たなびく雲を頂がつんざき、どっしりと構える富士の山。車窓の醍
醐味としてその美しさとたくましさに、旅人の歓声が飛び交う車内
の様相は、いつの時代も変わらないといっていいだろう。頭を雲の
上に出し、四方の山を見下ろす日本一の山、富士山を車窓から眺め
られる路線は数あれど、やはり大幹線である東海道本線を外すわけ
にはいかない。実際にかなりの時間、楽しむことができる路線だ。

鰻で有名な浜松を出発して東に歩を進めると、1時間も乗り進むう
ちに焼津に到着する。静岡までは10数分という所にきたところで
意外に思うかもしれないが、実はこの先から富士山が見えてくる。
できれば先頭の車両に乗って、運転席に近い場所を確保しておくと
天気のよい日であれば前方や進行方向右側に、少し小さい富士山を
見ることができる。東を向いて進行方向右側だと海側では?と思わ
れるかもしれないが、静岡を過ぎて清水あたりまでは海側で見える
場面に時々出くわす。
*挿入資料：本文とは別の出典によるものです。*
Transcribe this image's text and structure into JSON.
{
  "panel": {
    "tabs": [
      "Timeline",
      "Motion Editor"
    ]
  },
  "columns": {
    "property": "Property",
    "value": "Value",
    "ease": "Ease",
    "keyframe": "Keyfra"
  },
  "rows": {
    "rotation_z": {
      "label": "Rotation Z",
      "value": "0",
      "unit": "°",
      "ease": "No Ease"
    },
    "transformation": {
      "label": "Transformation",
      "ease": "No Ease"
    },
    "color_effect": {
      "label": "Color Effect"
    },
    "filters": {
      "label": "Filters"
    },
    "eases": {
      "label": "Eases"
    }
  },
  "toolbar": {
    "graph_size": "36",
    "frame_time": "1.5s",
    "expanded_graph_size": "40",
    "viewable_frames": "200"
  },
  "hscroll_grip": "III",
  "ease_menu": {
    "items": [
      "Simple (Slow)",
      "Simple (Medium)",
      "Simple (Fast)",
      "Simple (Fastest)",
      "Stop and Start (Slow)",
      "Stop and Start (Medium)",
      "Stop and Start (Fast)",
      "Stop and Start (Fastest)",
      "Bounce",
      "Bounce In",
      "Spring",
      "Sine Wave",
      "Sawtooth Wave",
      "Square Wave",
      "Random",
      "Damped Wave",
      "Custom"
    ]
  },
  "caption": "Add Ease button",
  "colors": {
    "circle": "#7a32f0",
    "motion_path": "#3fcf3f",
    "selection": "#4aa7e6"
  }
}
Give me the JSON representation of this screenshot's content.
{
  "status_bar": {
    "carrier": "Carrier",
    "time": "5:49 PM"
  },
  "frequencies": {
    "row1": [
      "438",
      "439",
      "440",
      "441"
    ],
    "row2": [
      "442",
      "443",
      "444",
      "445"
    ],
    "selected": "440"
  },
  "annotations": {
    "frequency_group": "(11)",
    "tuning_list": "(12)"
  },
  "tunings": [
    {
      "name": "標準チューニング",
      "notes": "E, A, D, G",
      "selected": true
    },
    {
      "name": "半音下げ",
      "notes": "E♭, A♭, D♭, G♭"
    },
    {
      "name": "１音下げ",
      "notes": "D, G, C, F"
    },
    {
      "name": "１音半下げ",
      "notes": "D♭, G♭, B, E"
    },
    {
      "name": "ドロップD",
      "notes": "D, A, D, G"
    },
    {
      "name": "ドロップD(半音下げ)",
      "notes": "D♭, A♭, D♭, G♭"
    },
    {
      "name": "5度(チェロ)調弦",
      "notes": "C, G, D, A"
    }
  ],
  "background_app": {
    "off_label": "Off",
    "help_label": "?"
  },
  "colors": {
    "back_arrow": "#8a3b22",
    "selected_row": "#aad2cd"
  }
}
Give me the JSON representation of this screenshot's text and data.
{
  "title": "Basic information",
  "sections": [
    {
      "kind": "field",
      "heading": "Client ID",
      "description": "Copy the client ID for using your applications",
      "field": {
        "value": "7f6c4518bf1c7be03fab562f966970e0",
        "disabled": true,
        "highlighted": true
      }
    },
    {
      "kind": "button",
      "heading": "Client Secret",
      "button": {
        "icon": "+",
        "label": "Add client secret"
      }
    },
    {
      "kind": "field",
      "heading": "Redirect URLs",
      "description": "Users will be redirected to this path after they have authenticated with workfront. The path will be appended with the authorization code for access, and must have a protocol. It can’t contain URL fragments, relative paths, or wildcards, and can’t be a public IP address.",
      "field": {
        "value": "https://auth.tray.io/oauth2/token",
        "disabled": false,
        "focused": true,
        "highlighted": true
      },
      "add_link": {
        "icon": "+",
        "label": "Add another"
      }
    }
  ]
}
地図で確認してもわかりにくいのが難点だ。

清水を過ぎ蒲原を出ると、富士川越えと富士市街地へ向かうべく針
路をグッと北へ向ける。新幹線の下をくぐり、さらに北へ進むとま
た富士山が大きく見えるようになる。富士川を渡る時は山側の前方
へ目を向ければよく見えるが、車内で写真を撮るならば、上り列車
の乗車中に狙うとよい。鉄橋のトラスがない分だけ綺麗に撮れる。

富士駅を過ぎても見えどころはまだまだある。住居が増えてきて瞬
時に見どころを捉えるのは少し難しくなってくるが、吉原、東田子
の浦、原とそれぞれの駅間や駅の周辺で見つけられる。原駅を過ぎ
たら少しずつ頭だけしか見えなくなってくるが、沼津を過ぎると、
かなり小さくなった富士山が進行方向後方に見えて、終幕となる。
狙い通りの富士山が見えるかどうかは、まさに運次第。旅の一場面
に富士山を背景としたいい写真が撮れる場所はたくさんあるのだ。

唯一の夜行列車となった「サンライズ出雲・瀬戸」の上り列車から
季節は選んでしまうが、早朝の富士山を見ることが可能だ。富士駅
は朝5時過ぎの通過なので、少し早起きをする必要がある。部屋の
振り分けによって山側の部屋ではなかった場合は、デッキなどのフ
リースペースで見ることができる。非日常のひとときを過ごす独自
追加オプションとして、一つ予定に組み込んでみるとよいだろう。
通勤通学電車とはまた違う、特別な富士山に逢えるかもしれない。

それでは次回の投稿まで、ごきげんよう。